Logo

German Congress of Orthopaedics and Traumatology (DKOU 2025)

Deutsche Gesellschaft für Orthopädie und Unfallchirurgie (DGOU), Deutsche Gesellschaft für Orthopädie und Orthopädische Chirurgie (DGOOC), Deutsche Gesellschaft für Unfallchirurgie (DGU), Berufsverband für Orthopädie und Unfallchirurgie (BVOU)
28.-31.10.2025
Berlin


Meeting Abstract

Biomechanik nahtbehandelter medialer Meniskusrisse unter dynamischer Belastung: Implikationen für die postoperative Rehabilitation

Jonas Schwer 1
Matthias Sukopp 1
Jonathan Wohlt 1
Jonas Metzger 1
Luisa de Roy 1
Anita Ignatius 1
Thomas Kappe 2
Andreas Martin Seitz 1
1Universitätsklinikum Ulm, Institut für Unfallchirurgische Forschung und Biomechanik, Ulm, Deutschland
2Klinik für Orthopädie, Universitätsklinikum Ulm, Ulm, Deutschland

Text

Zielsetzung und Fragestellung: Meniskusrisse beeinträchtigen den tibiofemoralen Kontaktmechanismus und stellen einen Risikofaktor für die posttraumatische Kniegelenksarthrose dar.

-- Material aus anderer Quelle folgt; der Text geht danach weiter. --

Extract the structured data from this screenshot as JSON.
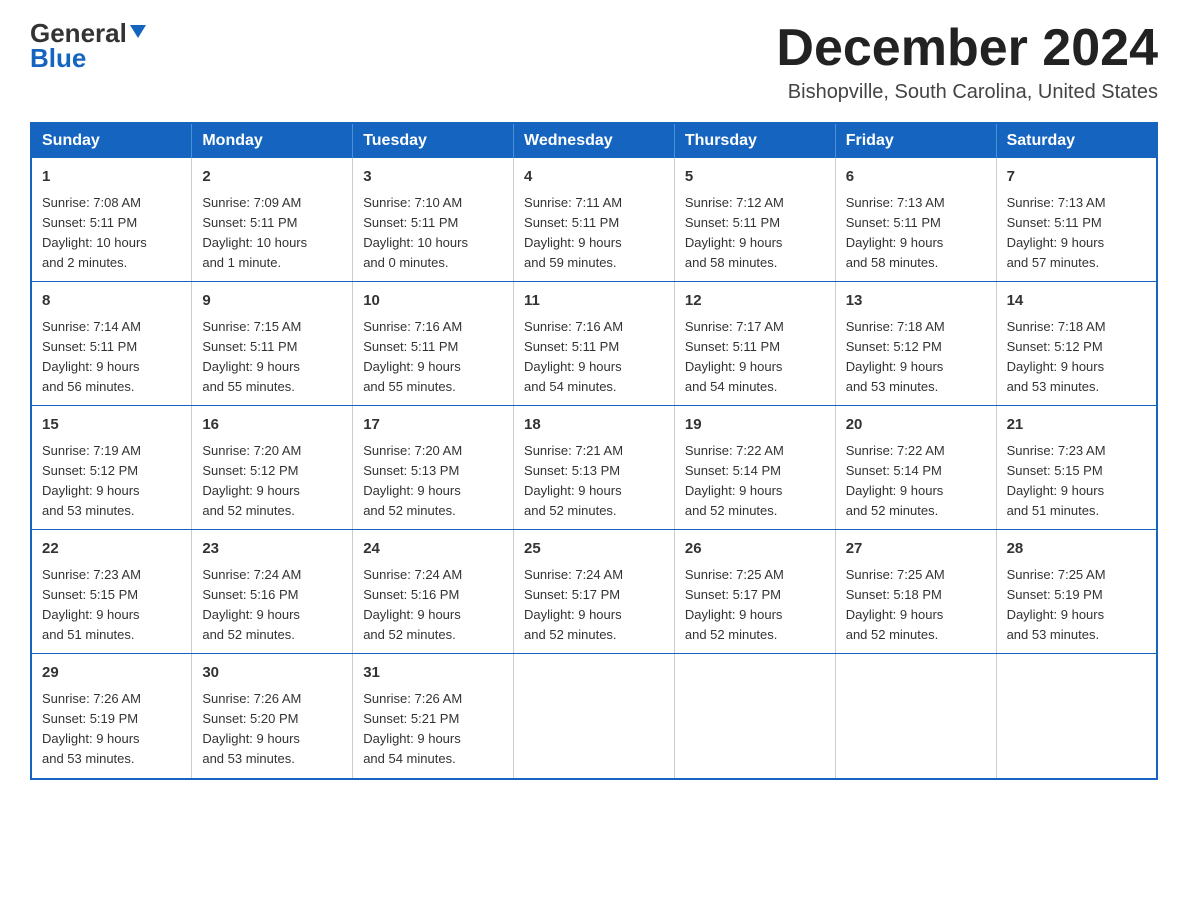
{
  "header": {
    "logo_general": "General",
    "logo_blue": "Blue",
    "month_title": "December 2024",
    "location": "Bishopville, South Carolina, United States"
  },
  "days_of_week": [
    "Sunday",
    "Monday",
    "Tuesday",
    "Wednesday",
    "Thursday",
    "Friday",
    "Saturday"
  ],
  "weeks": [
    [
      {
        "day": "1",
        "sunrise": "7:08 AM",
        "sunset": "5:11 PM",
        "daylight": "10 hours and 2 minutes."
      },
      {
        "day": "2",
        "sunrise": "7:09 AM",
        "sunset": "5:11 PM",
        "daylight": "10 hours and 1 minute."
      },
      {
        "day": "3",
        "sunrise": "7:10 AM",
        "sunset": "5:11 PM",
        "daylight": "10 hours and 0 minutes."
      },
      {
        "day": "4",
        "sunrise": "7:11 AM",
        "sunset": "5:11 PM",
        "daylight": "9 hours and 59 minutes."
      },
      {
        "day": "5",
        "sunrise": "7:12 AM",
        "sunset": "5:11 PM",
        "daylight": "9 hours and 58 minutes."
      },
      {
        "day": "6",
        "sunrise": "7:13 AM",
        "sunset": "5:11 PM",
        "daylight": "9 hours and 58 minutes."
      },
      {
        "day": "7",
        "sunrise": "7:13 AM",
        "sunset": "5:11 PM",
        "daylight": "9 hours and 57 minutes."
      }
    ],
    [
      {
        "day": "8",
        "sunrise": "7:14 AM",
        "sunset": "5:11 PM",
        "daylight": "9 hours and 56 minutes."
      },
      {
        "day": "9",
        "sunrise": "7:15 AM",
        "sunset": "5:11 PM",
        "daylight": "9 hours and 55 minutes."
      },
      {
        "day": "10",
        "sunrise": "7:16 AM",
        "sunset": "5:11 PM",
        "daylight": "9 hours and 55 minutes."
      },
      {
        "day": "11",
        "sunrise": "7:16 AM",
        "sunset": "5:11 PM",
        "daylight": "9 hours and 54 minutes."
      },
      {
        "day": "12",
        "sunrise": "7:17 AM",
        "sunset": "5:11 PM",
        "daylight": "9 hours and 54 minutes."
      },
      {
        "day": "13",
        "sunrise": "7:18 AM",
        "sunset": "5:12 PM",
        "daylight": "9 hours and 53 minutes."
      },
      {
        "day": "14",
        "sunrise": "7:18 AM",
        "sunset": "5:12 PM",
        "daylight": "9 hours and 53 minutes."
      }
    ],
    [
      {
        "day": "15",
        "sunrise": "7:19 AM",
        "sunset": "5:12 PM",
        "daylight": "9 hours and 53 minutes."
      },
      {
        "day": "16",
        "sunrise": "7:20 AM",
        "sunset": "5:12 PM",
        "daylight": "9 hours and 52 minutes."
      },
      {
        "day": "17",
        "sunrise": "7:20 AM",
        "sunset": "5:13 PM",
        "daylight": "9 hours and 52 minutes."
      },
      {
        "day": "18",
        "sunrise": "7:21 AM",
        "sunset": "5:13 PM",
        "daylight": "9 hours and 52 minutes."
      },
      {
        "day": "19",
        "sunrise": "7:22 AM",
        "sunset": "5:14 PM",
        "daylight": "9 hours and 52 minutes."
      },
      {
        "day": "20",
        "sunrise": "7:22 AM",
        "sunset": "5:14 PM",
        "daylight": "9 hours and 52 minutes."
      },
      {
        "day": "21",
        "sunrise": "7:23 AM",
        "sunset": "5:15 PM",
        "daylight": "9 hours and 51 minutes."
      }
    ],
    [
      {
        "day": "22",
        "sunrise": "7:23 AM",
        "sunset": "5:15 PM",
        "daylight": "9 hours and 51 minutes."
      },
      {
        "day": "23",
        "sunrise": "7:24 AM",
        "sunset": "5:16 PM",
        "daylight": "9 hours and 52 minutes."
      },
      {
        "day": "24",
        "sunrise": "7:24 AM",
        "sunset": "5:16 PM",
        "daylight": "9 hours and 52 minutes."
      },
      {
        "day": "25",
        "sunrise": "7:24 AM",
        "sunset": "5:17 PM",
        "daylight": "9 hours and 52 minutes."
      },
      {
        "day": "26",
        "sunrise": "7:25 AM",
        "sunset": "5:17 PM",
        "daylight": "9 hours and 52 minutes."
      },
      {
        "day": "27",
        "sunrise": "7:25 AM",
        "sunset": "5:18 PM",
        "daylight": "9 hours and 52 minutes."
      },
      {
        "day": "28",
        "sunrise": "7:25 AM",
        "sunset": "5:19 PM",
        "daylight": "9 hours and 53 minutes."
      }
    ],
    [
      {
        "day": "29",
        "sunrise": "7:26 AM",
        "sunset": "5:19 PM",
        "daylight": "9 hours and 53 minutes."
      },
      {
        "day": "30",
        "sunrise": "7:26 AM",
        "sunset": "5:20 PM",
        "daylight": "9 hours and 53 minutes."
      },
      {
        "day": "31",
        "sunrise": "7:26 AM",
        "sunset": "5:21 PM",
        "daylight": "9 hours and 54 minutes."
      },
      null,
      null,
      null,
      null
    ]
  ],
  "labels": {
    "sunrise": "Sunrise:",
    "sunset": "Sunset:",
    "daylight": "Daylight:"
  }
}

Aufgrund des Paradigmenwechsels hin zu meniskuserhaltenden Behandlungen ist die arthroskopische Nahtrekonstruktion die bevorzugte Therapie. Allerdings besteht Uneinigkeit über das optimale postoperative Rehabilitationsprotokoll, insbesondere hinsichtlich der Einschränkung des Bewegungsumfangs und der Belastungsintensität. Eine erhöhte Rissaufweitung (Gapping) in der frühen Heilungsphase könnte die Meniskusheilung beeinträchtigen. Ziel dieser ex-vivo Studie war es, die tibiofemorale Kontaktmechanik sowie das Gapping-Verhalten von Radiär- und Längsrissen des medialen Meniskus unter alltags- und rehabilitationsrelevanten Bewegungen zu untersuchen.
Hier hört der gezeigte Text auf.